しかしながら、脇役だから開発が楽で手を抜いていいのかといえば、むしろ逆である。主役であるシステム全体を引き立てるために、多くの制約条件との戦いが必要である。例えば、デジタルカメラの例も含めて、多くの組み込み機器は携帯性と低コスト化を要求されるため、省電力、省スペースの制約が厳しく、CPU性能やメモリ容量もギリギリまで削られる。その要求は、PCなどと比較してもはるかに厳しいのが一般的である。

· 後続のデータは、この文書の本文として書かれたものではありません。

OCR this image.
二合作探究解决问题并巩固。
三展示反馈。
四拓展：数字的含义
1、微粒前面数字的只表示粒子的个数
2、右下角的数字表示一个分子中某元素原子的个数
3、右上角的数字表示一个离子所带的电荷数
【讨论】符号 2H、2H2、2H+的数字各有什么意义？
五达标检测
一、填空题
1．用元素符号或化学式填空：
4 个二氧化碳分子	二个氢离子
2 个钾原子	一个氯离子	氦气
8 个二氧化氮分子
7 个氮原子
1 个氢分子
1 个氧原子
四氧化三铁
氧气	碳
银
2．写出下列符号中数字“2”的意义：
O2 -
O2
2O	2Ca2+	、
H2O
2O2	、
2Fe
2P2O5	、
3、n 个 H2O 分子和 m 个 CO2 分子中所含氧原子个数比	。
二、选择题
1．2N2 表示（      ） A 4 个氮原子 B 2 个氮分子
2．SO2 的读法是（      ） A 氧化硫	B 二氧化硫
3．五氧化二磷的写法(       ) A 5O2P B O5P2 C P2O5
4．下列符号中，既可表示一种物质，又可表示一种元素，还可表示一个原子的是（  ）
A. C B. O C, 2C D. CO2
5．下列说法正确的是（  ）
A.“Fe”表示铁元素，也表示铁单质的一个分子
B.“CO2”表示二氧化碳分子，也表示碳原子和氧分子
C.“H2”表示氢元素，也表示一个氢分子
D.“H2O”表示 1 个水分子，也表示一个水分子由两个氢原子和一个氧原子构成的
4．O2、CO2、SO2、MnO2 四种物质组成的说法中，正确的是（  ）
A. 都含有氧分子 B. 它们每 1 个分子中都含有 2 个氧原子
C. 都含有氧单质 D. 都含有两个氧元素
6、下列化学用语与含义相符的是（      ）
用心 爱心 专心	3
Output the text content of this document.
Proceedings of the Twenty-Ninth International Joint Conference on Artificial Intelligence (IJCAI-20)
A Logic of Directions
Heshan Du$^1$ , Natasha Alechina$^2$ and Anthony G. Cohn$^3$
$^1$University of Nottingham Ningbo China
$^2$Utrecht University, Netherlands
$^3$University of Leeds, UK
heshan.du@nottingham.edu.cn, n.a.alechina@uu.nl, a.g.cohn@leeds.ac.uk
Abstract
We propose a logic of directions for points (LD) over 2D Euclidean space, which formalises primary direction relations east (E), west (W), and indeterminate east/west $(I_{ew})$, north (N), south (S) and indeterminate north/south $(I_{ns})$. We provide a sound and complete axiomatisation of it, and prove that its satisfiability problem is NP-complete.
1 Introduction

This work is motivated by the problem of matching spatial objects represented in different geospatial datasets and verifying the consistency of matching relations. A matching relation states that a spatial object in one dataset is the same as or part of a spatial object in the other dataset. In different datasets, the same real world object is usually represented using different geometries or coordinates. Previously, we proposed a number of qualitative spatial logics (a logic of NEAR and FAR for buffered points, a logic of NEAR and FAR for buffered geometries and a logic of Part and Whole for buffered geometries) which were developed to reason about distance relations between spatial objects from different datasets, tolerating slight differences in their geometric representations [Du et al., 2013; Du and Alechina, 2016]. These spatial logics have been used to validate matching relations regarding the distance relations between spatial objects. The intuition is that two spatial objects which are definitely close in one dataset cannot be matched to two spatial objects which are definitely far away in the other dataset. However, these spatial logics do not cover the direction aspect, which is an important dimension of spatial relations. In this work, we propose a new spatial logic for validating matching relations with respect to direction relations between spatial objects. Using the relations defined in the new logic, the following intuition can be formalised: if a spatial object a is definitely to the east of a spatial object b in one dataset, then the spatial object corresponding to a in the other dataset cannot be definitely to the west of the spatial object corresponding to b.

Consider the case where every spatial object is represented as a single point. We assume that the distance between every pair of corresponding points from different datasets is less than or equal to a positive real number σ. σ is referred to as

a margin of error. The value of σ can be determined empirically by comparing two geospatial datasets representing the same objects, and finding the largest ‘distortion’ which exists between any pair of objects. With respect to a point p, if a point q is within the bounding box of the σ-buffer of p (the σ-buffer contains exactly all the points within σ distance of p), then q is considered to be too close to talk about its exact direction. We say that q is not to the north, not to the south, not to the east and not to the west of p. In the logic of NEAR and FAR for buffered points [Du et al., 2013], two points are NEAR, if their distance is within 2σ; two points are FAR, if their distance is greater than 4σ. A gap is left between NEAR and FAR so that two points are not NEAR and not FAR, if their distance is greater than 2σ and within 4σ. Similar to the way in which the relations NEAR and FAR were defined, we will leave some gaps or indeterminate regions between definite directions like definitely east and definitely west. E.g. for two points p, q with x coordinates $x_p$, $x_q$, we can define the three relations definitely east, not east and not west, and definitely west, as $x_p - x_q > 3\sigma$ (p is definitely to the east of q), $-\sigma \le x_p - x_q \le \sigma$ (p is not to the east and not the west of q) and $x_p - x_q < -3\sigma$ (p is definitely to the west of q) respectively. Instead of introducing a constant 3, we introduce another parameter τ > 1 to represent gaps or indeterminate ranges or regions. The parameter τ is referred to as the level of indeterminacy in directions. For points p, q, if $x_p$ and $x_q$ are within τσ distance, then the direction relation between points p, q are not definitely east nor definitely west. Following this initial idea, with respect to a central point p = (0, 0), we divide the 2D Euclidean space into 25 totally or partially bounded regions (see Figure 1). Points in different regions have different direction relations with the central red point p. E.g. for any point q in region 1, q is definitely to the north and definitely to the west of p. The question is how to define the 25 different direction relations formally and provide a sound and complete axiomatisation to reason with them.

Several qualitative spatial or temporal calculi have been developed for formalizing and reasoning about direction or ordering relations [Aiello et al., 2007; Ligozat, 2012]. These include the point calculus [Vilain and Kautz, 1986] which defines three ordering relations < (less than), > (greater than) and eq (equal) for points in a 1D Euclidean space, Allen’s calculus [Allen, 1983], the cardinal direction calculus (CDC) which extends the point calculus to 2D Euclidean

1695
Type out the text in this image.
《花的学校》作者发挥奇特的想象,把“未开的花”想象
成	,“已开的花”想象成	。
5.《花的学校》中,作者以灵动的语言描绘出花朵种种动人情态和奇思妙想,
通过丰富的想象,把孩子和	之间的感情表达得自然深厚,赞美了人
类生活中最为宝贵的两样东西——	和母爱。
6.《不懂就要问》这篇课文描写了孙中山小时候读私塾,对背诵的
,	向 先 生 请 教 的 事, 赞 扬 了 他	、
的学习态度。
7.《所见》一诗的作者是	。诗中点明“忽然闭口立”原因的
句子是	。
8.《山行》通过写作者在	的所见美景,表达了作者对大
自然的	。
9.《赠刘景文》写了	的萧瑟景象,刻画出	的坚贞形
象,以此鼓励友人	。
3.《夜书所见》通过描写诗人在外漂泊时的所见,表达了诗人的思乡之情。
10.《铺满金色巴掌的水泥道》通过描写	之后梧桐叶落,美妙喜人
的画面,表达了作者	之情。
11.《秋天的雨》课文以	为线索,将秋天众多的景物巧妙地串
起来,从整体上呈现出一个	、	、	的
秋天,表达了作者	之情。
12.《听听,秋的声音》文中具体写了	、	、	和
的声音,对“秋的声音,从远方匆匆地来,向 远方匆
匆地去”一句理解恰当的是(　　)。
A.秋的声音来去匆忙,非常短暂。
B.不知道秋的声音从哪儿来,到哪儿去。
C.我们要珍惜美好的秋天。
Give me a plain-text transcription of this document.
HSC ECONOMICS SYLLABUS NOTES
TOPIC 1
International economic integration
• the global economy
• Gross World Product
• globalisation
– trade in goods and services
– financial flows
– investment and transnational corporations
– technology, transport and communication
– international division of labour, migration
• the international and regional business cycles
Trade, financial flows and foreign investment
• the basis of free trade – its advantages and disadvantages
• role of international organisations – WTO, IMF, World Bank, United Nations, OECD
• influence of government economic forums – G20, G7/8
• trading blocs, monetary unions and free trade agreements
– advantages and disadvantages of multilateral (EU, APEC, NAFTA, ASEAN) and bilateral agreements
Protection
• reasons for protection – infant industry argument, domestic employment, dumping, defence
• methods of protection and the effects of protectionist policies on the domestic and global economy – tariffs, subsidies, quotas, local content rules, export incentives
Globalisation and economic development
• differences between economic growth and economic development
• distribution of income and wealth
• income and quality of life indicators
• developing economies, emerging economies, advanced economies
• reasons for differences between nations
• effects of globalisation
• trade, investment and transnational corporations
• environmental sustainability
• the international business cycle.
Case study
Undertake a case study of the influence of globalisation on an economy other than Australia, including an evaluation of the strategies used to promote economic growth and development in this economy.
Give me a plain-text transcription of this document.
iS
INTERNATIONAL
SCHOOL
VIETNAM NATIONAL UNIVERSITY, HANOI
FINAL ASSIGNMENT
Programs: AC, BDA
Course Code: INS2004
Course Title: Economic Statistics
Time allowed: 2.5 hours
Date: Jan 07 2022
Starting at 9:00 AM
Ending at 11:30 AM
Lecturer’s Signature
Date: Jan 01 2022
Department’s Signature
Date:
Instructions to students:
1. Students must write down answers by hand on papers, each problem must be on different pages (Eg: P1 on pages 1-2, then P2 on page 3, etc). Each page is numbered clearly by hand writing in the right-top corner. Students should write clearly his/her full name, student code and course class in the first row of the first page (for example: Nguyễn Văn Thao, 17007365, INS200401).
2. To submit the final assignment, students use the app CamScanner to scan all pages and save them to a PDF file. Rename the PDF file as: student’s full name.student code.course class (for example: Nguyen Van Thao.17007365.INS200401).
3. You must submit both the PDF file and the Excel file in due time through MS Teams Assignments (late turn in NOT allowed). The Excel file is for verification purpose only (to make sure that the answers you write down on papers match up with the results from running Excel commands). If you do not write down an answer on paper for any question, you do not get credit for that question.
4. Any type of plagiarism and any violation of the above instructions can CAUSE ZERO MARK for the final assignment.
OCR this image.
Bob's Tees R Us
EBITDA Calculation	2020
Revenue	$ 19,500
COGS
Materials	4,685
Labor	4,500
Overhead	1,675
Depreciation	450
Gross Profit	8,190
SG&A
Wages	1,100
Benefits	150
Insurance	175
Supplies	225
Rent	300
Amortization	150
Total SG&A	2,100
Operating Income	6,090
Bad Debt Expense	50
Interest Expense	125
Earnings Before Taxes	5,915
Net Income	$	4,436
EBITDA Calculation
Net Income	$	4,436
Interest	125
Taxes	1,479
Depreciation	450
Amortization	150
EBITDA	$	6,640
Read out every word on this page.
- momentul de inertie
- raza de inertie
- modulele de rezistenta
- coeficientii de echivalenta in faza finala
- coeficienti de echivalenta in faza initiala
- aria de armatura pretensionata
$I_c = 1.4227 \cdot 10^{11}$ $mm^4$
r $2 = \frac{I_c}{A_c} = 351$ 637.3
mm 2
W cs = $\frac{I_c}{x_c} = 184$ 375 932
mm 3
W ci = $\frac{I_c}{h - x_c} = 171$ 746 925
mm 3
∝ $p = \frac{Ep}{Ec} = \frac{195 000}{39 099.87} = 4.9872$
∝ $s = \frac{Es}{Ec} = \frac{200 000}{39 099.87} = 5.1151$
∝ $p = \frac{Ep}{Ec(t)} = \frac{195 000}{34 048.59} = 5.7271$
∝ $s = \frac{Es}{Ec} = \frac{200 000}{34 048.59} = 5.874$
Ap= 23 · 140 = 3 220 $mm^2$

次のキーワードである「リアルタイム」とは、一定時間内に処理が完了すること、反応が十分に速いことを意味し、機器を制御する場合には当然必要となる機能である(注)。また、「マルチタスク」とは、複数の処理を同時に行える機能であり、これも機器の制御には必須である。デジタルカメラの例でいえば、オートフォーカスの制御を撮影対象、特にスポーツ写真を撮る場合のように動きのあるものに追従させるためには、リアルタイムな処理が要求される。また、シャッターボタンを押してから実際の撮影を行うまでの反応時間も十分に短くなければならない。フォーカスやレンズの絞り、ズームなどの制御を同時に行いつつ、シャッターボタンやモード切り替えボタンなどにも対応するには、複数の処理を並行して行う必要があり、「マルチタスク」の機能も要求される。
デジタルカメラの例に限らず、組み込み機器制御用リアルタイムOSでは、「組み込み」「リアルタイム」「マルチタスク」の3つの機能をできるだけ低コスト、省資源で実現することが重要であり、その代表的なものがITRON仕様のOSであった。
ちなみに、Linuxは「マルチタスク」ではあるが、「組み込み」と「リアルタイム」に関しては、組み込み機器制御用OSとしての要求にはなかなか適合しない。Linuxはもともと低コスト、省資源を意図して開発されたわけではないし、リアルタイム処理も不得意である。これらの点を改善するために開発されたのが組み込みLinuxであるが、実際のリアルタイム性能をITRONやT-KernelなどのリアルタイムOSと比較した評価では、まだまだ性能面で差が大きいのが現状である。